Error: no available dqlite leader server found
Usage:
dqlite -s <servers> <database> [command] [flags]
Flags:
-c, --cert string public TLS cert
-f, --format string output format (tabular, json) (default "tabular")
-h, --help help for dqlite
-k, --key string private TLS key
-s, --servers strings comma-separated list of db servers, or file://<store>
--timeout uint timeout of each request (msec) (default 2000)

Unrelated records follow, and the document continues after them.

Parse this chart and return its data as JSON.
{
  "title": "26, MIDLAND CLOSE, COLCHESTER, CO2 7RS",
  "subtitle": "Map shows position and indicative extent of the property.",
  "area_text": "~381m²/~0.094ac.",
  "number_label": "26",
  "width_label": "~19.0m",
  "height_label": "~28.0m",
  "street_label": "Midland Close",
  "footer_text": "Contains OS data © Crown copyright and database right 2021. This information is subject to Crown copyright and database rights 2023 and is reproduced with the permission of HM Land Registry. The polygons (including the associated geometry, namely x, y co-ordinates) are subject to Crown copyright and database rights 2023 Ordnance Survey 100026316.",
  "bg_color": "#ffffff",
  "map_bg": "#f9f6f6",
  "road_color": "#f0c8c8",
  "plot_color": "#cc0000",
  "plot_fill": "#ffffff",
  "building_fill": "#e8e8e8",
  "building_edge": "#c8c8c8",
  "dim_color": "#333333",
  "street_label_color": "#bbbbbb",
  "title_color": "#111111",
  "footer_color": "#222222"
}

microk8s status will toggle between reporting the nodes and HA status correctly (the standby node is the failed node):
root@amy:~# microk8s status
microk8s is running
high-availability: yes
datastore master nodes: 10.97.45.4:19001 10.97.45.5:19001 10.97.45.6:19001
datastore standby nodes: 10.97.45.3:19001
...and incorrectly (it hangs for 40 seconds when this happens):
root@amy:~# time microk8s status
microk8s is running
high-availability: no
datastore master nodes: none
datastore standby nodes: none
...<snip>...
real 0m40.806s
user 0m1.439s
sys 0m0.220s
According to my understanding, the issue here isn't a lack of quorum, but a lack of leadership? By all appearances, the k8s aspects are operating correctly.
OK for my issue, while I was nervous about running through these steps (especially as others reported it was ineffective in this particular issue), I took the leap and did so and I'm happy to report that I came out the other end with a once-again-functional microk8s cluster. I was able to remove my wayward/dead node without further issue afterwards and move on with my life lol.

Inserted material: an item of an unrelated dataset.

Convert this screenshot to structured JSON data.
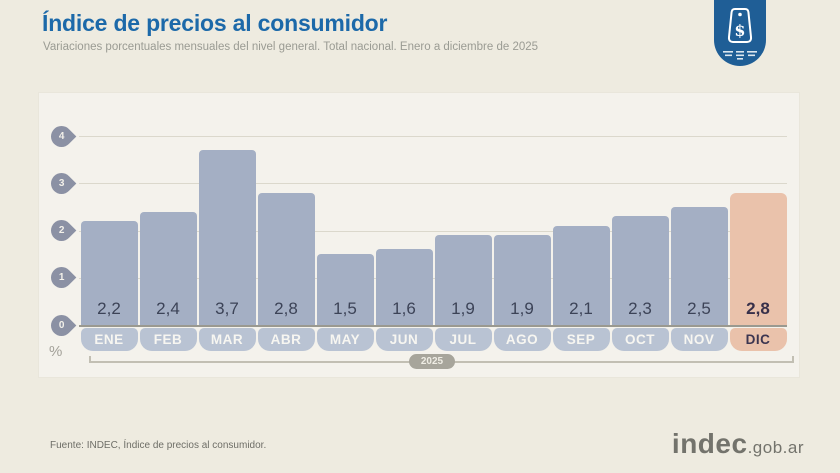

A quick post to say that the "restore from lost quorum" howto (see link from @Ziris85 post) also allowed me to fix the issue I described above and also to remove the rogue "datastore standby node" I had.
So, everything's back to normal on my side too.
I have confirmed that the issue still existed when upgrading from 1.31 to 1.32, and when I tried upgrading 1.31 to 1.33 (after reverting to 1.31 and running that version for a couple of months). However, I then tried the steps linked by @Ziris85 and it has fixed the issue, even after retrying various upgrading/downgrading back-and-forth between versions 1.31, 1.32, and 1.33.
It turned out I also had invalid entries in my cluster.yaml file, left behind from a past migration. So for anyone else who stumbles in here from a Google search like me: Check your cluster.yaml carefully and try the how-to linked by @Ziris85 above.
We just noticed that the problem fixed itself somehow. We have no idea when this happened, probably a minor update contained a fix for this issue. We were still on 1.32.x because we didn't want to risk updating to a new major version in this state. I will close this issue as it has been fixed for us. Maybe it works for other situations as well now.